Les douanes et la protection des frontières (CBP) font l’objet d’un examen minutieux concernant la vente de marchandises très controversées par des organisations à but non lucratif gérées par leurs employés. Ces organisations, qui opèrent selon le modèle « Moral, Welfare, and Recreation » (MWR), vendent des « pièces de défi » qui semblent célébrer des opérations agressives de contrôle de l’immigration et utilisent des slogans politiques provocateurs.
La marchandise : Célébrer les poussées d’application de la loi
La controverse se concentre sur les « pièces de défi » spécialisées, des médaillons personnalisés souvent utilisés dans les cultures militaires et policières pour commémorer des unités ou des événements spécifiques. Cependant, les modèles vendus par des groupes comme Willcox MWR et SDC BK5 MWR ont suscité des critiques pour leur imagerie et leur ton :
- “Tournée nord-américaine 2025” : Une pièce représentant un masque à gaz, une grenade fumigène et un lanceur de boules de poivre. Il comprend l’acronyme d’une expression politique vulgaire (« baiser et découvrir ») et répertorie plusieurs villes qui ont connu des poussées d’application de la loi fédérale, comme Chicago, Los Angeles et Atlanta.
- “Chicago Midway Blitz” : Un ouvre-bouteille en forme de masque à gaz commémorant une vague spécifique d’application du DHS dans l’Illinois.
- “Opération Charlotte’s Web” : Un dessin qui parodie le livre classique pour enfants en représentant des personnages en uniformes de police, faisant référence aux mesures d’application de la loi en Caroline du Nord.
- “La bataille de Los Angeles” : Une pièce en forme de bonbonne de gaz commémorant une vague de répression estivale.
Le rôle des organisations à but non lucratif MWR
En vertu de la politique du Département de la Sécurité intérieure (DHS), les employés fédéraux sont autorisés à former des associations privées à but non lucratif pour soutenir le moral du personnel, organiser des événements de vacances ou apporter une aide aux familles dans le besoin.
Bien que ces groupes soient autorisés à collecter des fonds et à utiliser les logos des agences avec autorisation officielle, il leur est strictement interdit d’utiliser les ressources gouvernementales pour des activités commerciales non autorisées ou de produire du matériel « inapproprié ou non professionnel ».
Le cœur de la controverse réside dans plusieurs domaines clés :
1. Utilisation des ressources gouvernementales : Plusieurs de ces organisations à but non lucratif citent les stations officielles de la patrouille frontalière comme adresses professionnelles et utilisent les adresses e-mail « @cbp.dhs.gov » pour gérer les ventes et les demandes des clients.
2. Violations de propriété intellectuelle : L’utilisation d’images Charlotte’s Web a suscité une menace juridique de la part de HarperCollins Publishers, tandis que la vente de pièces d’agent non autorisées de style “Funko Pop” a soulevé des inquiétudes concernant la propriété intellectuelle du fabricant de jouets.

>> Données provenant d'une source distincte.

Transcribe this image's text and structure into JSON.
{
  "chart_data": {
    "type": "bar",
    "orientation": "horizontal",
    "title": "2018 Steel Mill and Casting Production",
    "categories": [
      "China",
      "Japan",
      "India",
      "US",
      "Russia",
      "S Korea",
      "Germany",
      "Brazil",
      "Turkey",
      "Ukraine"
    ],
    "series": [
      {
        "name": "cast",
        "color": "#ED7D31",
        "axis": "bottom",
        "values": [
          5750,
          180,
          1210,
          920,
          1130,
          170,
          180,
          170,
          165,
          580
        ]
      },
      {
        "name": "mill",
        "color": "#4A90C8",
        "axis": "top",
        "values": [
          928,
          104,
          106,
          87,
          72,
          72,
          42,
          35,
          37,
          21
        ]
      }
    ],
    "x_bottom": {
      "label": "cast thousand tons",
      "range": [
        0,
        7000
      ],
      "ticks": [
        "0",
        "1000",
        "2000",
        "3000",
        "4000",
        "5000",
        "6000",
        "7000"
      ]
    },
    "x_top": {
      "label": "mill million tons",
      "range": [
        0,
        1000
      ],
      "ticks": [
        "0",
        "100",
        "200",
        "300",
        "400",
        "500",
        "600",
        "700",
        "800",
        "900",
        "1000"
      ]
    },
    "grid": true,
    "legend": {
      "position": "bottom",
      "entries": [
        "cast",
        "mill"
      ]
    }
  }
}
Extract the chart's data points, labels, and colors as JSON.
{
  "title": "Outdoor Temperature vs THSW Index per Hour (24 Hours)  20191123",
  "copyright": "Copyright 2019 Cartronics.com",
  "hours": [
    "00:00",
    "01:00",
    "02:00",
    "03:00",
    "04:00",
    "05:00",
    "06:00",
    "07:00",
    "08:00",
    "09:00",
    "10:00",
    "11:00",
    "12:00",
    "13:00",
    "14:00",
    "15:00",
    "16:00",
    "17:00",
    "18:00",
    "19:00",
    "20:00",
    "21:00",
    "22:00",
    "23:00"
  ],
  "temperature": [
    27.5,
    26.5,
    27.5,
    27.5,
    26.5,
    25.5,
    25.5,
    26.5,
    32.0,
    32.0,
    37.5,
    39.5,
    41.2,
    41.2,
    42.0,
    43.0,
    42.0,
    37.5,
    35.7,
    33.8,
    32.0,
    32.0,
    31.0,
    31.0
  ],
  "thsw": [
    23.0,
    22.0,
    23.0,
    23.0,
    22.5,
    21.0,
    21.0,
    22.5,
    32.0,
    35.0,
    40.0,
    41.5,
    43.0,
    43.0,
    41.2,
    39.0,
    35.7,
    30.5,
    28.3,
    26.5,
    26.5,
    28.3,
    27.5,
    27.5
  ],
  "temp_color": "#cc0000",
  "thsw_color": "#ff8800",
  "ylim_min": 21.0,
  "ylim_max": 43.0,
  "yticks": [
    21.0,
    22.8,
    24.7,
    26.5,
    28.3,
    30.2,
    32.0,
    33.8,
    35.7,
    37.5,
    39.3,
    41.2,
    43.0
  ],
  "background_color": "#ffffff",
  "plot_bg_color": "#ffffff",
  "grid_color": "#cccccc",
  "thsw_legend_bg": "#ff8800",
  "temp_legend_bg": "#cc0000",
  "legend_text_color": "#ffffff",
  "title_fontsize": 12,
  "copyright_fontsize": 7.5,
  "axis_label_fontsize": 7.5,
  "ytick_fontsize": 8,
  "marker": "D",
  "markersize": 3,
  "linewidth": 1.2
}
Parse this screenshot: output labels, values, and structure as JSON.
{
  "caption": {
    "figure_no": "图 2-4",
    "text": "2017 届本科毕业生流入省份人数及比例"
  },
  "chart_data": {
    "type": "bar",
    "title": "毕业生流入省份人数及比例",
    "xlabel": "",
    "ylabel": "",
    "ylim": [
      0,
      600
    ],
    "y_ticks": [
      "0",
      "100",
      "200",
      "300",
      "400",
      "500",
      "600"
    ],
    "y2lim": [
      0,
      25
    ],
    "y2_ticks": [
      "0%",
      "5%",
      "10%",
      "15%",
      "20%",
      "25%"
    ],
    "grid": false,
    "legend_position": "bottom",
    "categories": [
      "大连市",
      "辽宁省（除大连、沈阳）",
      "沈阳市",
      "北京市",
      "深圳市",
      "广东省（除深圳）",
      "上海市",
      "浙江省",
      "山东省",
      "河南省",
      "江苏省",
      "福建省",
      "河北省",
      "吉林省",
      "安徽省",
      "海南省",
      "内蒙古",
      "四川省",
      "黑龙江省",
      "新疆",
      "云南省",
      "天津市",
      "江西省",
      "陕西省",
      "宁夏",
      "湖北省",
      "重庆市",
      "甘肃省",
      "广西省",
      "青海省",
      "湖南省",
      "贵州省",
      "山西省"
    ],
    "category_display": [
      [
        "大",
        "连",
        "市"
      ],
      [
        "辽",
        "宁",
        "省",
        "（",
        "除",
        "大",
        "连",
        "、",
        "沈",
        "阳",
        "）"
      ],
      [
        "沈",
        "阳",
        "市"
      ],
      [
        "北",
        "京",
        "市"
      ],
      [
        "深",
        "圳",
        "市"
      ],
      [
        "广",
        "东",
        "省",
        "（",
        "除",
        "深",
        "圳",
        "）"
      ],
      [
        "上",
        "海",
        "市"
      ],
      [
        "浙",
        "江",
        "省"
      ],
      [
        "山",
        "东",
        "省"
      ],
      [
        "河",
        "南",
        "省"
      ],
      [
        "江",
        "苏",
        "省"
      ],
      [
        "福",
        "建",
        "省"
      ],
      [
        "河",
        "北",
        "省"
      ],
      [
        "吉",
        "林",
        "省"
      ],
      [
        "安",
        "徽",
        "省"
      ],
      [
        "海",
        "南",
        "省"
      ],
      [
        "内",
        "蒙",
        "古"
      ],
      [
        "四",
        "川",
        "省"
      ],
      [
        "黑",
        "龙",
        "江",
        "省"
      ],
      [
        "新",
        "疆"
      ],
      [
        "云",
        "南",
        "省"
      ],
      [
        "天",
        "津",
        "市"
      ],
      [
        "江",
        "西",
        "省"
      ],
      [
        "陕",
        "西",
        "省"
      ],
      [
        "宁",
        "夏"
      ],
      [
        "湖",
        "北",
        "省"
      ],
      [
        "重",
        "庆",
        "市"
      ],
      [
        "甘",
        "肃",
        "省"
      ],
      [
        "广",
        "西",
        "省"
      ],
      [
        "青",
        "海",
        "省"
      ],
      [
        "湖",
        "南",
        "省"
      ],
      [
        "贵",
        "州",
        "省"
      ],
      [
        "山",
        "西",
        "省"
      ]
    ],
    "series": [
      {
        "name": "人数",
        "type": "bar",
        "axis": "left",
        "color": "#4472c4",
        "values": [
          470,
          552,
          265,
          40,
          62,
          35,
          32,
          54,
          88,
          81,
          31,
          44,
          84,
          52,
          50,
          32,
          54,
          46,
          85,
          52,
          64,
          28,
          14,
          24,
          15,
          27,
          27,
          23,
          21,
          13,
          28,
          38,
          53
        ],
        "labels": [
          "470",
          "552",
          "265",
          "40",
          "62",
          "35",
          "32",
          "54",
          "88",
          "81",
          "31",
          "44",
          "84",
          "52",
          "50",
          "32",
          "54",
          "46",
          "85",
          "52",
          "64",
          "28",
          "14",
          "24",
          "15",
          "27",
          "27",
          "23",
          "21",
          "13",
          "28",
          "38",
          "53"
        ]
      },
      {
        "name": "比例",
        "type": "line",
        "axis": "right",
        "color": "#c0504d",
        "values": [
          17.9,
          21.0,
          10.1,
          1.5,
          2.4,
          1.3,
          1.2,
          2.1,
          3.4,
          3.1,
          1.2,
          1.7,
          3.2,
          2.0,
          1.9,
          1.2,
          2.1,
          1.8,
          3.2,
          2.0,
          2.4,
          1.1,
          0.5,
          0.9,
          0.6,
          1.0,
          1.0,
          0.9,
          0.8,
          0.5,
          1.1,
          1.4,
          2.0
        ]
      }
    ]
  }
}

3. Neutralité politique : Les critiques, y compris les bureaux de législateurs de haut rang, affirment que ces éléments transforment les actions professionnelles d’application en souvenirs politiques, sapant potentiellement la confiance de la communauté.
Réponse de l’agence et lacunes politiques
Le porte-parole du CBP, Hilton Beckham, a déclaré que ces groupes MWR existaient dans les administrations précédentes et avaient reçu « l’autorisation de mener des activités commerciales limitées sur les propriétés occupées par le CBP ». Cependant, l’agence a admis qu’elle était actuellement en train de mettre à jour ses politiques et procédures concernant ces organisations.
On ne sait toujours pas si le comité de révision des publications et de la marque du CBP, l’organisme responsable de l’approbation des produits de marque, a jamais examiné ou approuvé les designs spécifiques de la « Tournée nord-américaine » ou du « Midway Blitz ».
“La douleur et la souffrance causées par… les campagnes d’expulsion massives ciblées laisseront à jamais une tache sur les communautés”, a déclaré un porte-parole du sénateur Dick Durbin, critiquant l’utilisation des ressources fédérales pour vendre des articles célébrant les “dévastations” de l’application des lois.
Conclusion
L’émergence de ces pièces spécialisées met en évidence une tension croissante entre l’image de marque des agences officielles et les activités commerciales privées des organisations à but non lucratif gérées par leurs employés. Alors que le CBP s’apprête à mettre à jour ses politiques, l’incident soulève d’importantes questions quant à savoir où s’arrêtent les activités visant à remonter le moral et où commence l’exploitation politique ou commerciale non autorisée de l’autorité fédérale.